He’s one of Canada’s greatest songwriters, a legendary storyteller whose taken inspiration from some of the unlikeliest places, and whose iconic tracks are considered foundational to the country’s musical canon.
We’re talking about Orillia’s son, the great Gordon Lightfoot, who celebrates his 80th birthday on Nov. 17. In honour of this milestone, CBC Music has taken a deep dive into Lightfoot’s remarkable life. Scroll down for these 10 things you need to know about one of our favourite artists.
1. Lightfoot was encouraged to pursue music by his mother. He began performing as a choirboy, and made his first appearance at Toronto’s famed Massey Hall when he was 12 after winning a singing competition. In high school, Lightfoot also sang with a barbershop quartet called the Teen-Timers.

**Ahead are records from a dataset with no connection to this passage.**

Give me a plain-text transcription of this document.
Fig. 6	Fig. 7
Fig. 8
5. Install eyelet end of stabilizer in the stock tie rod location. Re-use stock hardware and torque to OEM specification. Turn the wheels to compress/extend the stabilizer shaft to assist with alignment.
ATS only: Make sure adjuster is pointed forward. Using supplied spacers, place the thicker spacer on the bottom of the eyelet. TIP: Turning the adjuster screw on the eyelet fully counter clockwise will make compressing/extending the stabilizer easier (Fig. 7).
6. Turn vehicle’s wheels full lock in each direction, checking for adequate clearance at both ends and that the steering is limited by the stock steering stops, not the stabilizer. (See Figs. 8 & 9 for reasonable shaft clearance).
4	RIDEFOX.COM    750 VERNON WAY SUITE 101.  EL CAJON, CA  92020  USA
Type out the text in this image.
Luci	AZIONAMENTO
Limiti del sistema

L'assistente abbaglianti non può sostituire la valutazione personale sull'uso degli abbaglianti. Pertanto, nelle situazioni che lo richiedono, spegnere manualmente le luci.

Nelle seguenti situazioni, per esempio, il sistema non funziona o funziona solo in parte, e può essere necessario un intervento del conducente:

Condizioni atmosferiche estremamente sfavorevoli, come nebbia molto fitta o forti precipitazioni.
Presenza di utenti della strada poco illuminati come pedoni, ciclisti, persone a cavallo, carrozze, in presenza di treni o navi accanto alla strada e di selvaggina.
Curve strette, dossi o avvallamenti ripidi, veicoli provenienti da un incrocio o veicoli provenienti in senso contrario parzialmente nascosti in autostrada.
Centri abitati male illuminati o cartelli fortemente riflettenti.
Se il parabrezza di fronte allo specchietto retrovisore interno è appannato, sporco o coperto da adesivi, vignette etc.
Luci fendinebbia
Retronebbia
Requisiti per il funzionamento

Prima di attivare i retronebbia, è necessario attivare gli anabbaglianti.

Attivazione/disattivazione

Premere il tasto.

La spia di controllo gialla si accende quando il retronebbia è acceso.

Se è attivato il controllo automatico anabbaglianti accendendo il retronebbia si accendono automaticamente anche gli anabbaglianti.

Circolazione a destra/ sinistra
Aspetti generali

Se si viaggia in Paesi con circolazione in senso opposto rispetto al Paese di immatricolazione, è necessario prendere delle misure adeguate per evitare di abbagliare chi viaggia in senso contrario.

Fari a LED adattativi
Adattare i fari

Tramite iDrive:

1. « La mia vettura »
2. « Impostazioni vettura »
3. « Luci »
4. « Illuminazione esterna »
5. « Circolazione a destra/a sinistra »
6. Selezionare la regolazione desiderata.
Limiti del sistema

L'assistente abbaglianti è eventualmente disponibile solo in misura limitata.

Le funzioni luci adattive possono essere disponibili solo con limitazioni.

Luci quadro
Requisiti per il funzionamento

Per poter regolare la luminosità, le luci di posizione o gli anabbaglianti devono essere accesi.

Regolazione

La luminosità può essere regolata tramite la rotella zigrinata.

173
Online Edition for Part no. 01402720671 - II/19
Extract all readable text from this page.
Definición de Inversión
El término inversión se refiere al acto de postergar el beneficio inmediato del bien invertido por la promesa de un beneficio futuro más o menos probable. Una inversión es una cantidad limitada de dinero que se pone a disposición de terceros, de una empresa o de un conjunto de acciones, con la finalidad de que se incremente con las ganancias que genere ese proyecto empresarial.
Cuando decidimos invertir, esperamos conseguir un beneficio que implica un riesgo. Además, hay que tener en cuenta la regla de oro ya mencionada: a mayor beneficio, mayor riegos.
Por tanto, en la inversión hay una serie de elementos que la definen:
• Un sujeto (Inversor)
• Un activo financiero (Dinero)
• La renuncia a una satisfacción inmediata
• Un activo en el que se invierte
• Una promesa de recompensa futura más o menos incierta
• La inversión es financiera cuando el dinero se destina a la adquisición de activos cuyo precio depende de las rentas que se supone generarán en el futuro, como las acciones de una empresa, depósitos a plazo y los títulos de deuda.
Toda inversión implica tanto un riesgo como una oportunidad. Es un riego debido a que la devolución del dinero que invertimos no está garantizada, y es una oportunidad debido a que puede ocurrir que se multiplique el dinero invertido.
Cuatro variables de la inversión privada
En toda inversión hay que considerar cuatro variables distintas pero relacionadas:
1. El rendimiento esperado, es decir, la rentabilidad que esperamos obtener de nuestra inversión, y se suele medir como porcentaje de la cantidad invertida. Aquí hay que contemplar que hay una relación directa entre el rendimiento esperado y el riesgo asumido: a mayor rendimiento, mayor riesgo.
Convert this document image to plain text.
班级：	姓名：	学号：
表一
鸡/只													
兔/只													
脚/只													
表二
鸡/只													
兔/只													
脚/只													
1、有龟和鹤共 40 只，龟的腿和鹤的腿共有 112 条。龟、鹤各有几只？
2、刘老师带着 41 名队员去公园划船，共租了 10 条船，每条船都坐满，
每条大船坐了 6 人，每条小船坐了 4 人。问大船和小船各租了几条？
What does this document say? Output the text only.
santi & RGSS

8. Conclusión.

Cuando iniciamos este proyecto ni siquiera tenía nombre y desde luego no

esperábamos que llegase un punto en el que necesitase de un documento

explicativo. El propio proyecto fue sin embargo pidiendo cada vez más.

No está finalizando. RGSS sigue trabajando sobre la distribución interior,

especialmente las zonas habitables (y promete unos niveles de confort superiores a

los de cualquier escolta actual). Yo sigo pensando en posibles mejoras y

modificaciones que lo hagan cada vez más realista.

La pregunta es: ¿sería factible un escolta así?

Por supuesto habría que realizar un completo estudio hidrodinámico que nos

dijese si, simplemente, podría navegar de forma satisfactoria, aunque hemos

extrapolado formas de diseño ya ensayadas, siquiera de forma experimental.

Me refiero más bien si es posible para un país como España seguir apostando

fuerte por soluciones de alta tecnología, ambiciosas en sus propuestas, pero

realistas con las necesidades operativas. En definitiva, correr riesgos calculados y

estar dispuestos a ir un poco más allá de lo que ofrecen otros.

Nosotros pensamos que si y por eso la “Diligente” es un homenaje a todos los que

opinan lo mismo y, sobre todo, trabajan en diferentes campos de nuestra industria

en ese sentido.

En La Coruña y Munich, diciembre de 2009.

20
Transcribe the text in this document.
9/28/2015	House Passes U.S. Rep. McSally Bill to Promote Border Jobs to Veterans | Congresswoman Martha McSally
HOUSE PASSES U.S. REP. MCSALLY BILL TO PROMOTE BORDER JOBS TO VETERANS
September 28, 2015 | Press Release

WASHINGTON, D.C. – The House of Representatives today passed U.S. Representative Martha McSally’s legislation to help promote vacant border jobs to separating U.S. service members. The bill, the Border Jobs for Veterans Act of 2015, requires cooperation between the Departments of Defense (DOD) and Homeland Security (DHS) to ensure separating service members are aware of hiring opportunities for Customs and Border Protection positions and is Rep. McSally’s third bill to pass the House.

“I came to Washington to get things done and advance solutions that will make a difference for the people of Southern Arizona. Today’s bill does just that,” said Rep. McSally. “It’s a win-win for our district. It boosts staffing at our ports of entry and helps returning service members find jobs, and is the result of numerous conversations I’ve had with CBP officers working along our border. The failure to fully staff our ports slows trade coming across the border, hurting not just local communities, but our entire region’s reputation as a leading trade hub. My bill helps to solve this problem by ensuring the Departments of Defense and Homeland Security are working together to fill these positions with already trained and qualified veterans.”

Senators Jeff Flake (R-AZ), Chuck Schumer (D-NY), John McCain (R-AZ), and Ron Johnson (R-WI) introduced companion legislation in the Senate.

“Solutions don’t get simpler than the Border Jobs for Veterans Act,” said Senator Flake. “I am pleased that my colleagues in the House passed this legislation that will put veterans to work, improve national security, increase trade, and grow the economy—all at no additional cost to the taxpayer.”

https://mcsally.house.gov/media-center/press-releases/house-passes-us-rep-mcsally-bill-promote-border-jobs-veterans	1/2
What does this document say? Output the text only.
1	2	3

2. Throughout his teen years, Lightfoot taught himself piano, percussion and guitar before moving to California in 1958 to study jazz composition and orchestration at Hollywood’s Westlake College of Music.
3. By 1960, he was back in Ontario and following a brief stint in the square dance ensemble, the Singing Swinging Eights, Lightfoot began releasing folk singles and playing in Toronto coffee houses. In 1963, he spoke with Alex Trebek on CBC’s Music Hop about writing folk music.
4. A 1963 trip to Europe found him with his first full-time television gig, hosting BBC TV’s Country and Western Show, before returning again to Canada in 1964.
5. Lightfoot’s songwriting prowess got him noticed after he penned Ian and Sylvia’s hits “Early Mornin’ Rain” and “For Lovin’ Me,” which in turn sparked covers by Peter, Paul and Mary, Elvis, the Clancy Brothers, Judy Collins and others. But he does have some regrets about some of his earliest songs: “I learned a lot of things from the many women I met. One of the things was, don’t write songs that are chauvinistic. And boy, I wrote a couple at the start, like 'That’s What You Get for Loving Me.' Oh my goodness, I’ll never write another song like that. That one taught me a lesson. It really did. Others still sing it, but I won’t anymore.”
6. In 1965, Bob Dylan’s manager signed Lightfoot and then mega studio United Artists came calling. His debut album, Lightfoot!, followed the next year. More than 30 years later, his friend Bob Dylan inducted Lightfoot into the Canadian Music Hall of Fame, calling him “a rare talent and all that.”
7. The CBC commissioned “Canadian Railroad Trilogy” for Canada’s Centennial in 1967.
Lightfoot spoke about it with the UC Observer in 2013.
I went down to the CBC to Bob Jarvis’s office, and he said, “Gord, I want you to write a song for a special TV show that we’re going to do on New Year’s Day, 1967. I want it to be about the Canadian railroad. Go to the library, right now, and get a book by Sir William Cornelius Van Horne.” I got the book, read the book and wrote the song.
The song was done very quickly. I went back to the CBC, where I had been a week before, walked in and sat down at Bob Jarvis’s desk. I played [the piece] with my 12-string. He said, “Gordon, I’m impressed.”
Coming from Bob Jarvis, that was something. He was one of the really good producers at CBC, an important guy. And so I said, “Fine, when do we start?” He said, “We’re going to do it next week.” They came in with a 15-piece orchestra and we went in and recorded it in two hours, and that’s the track we used on the television show.
8. In a 1970 interview with the Georgia Straight, reprinted via RocksBackPages.com, Lightfoot talked about his role as a “Canadian writer.”
Rick McGrath: Do you still think of yourself in any way as a Canadian writer?
Lightfoot: Yes, I think so. I am a Canadian.
McGrath: Do you get your material from Canadian situations?
Lightfoot: No, I get them from life in general, I believe. I mean, I consider myself to be a part of the overall music scene. I don't have any hangups about Canadians being oppressed and talent being held down. The only problem we have here is an enormous influence from the U.S. on all sides. And how can you fight against that kind of strength? I mean, well let me be more explicit: you have a 4,500-mile border and it goes alongside the most powerful country on Earth. They're putting out this mass of product, which also includes the music bag. So they're beaming in across the border with their radio stations and everything, so how are you going to fight that? So, it gives Canadians a complex to have that happening, not only in the music business, but all business in Canada. We're very heavily influenced.
10. Lightfoot has called songwriting “15 per cent inspiration and 85 per cent perspiration,” telling the Montrealer in 2010: “I will stand by that — it’s hard work. Writing is a solitary process, and it can be exciting and draining at the same time. I wrote songs under contract for 33 years, and now I can relax a little and focus on our performances.”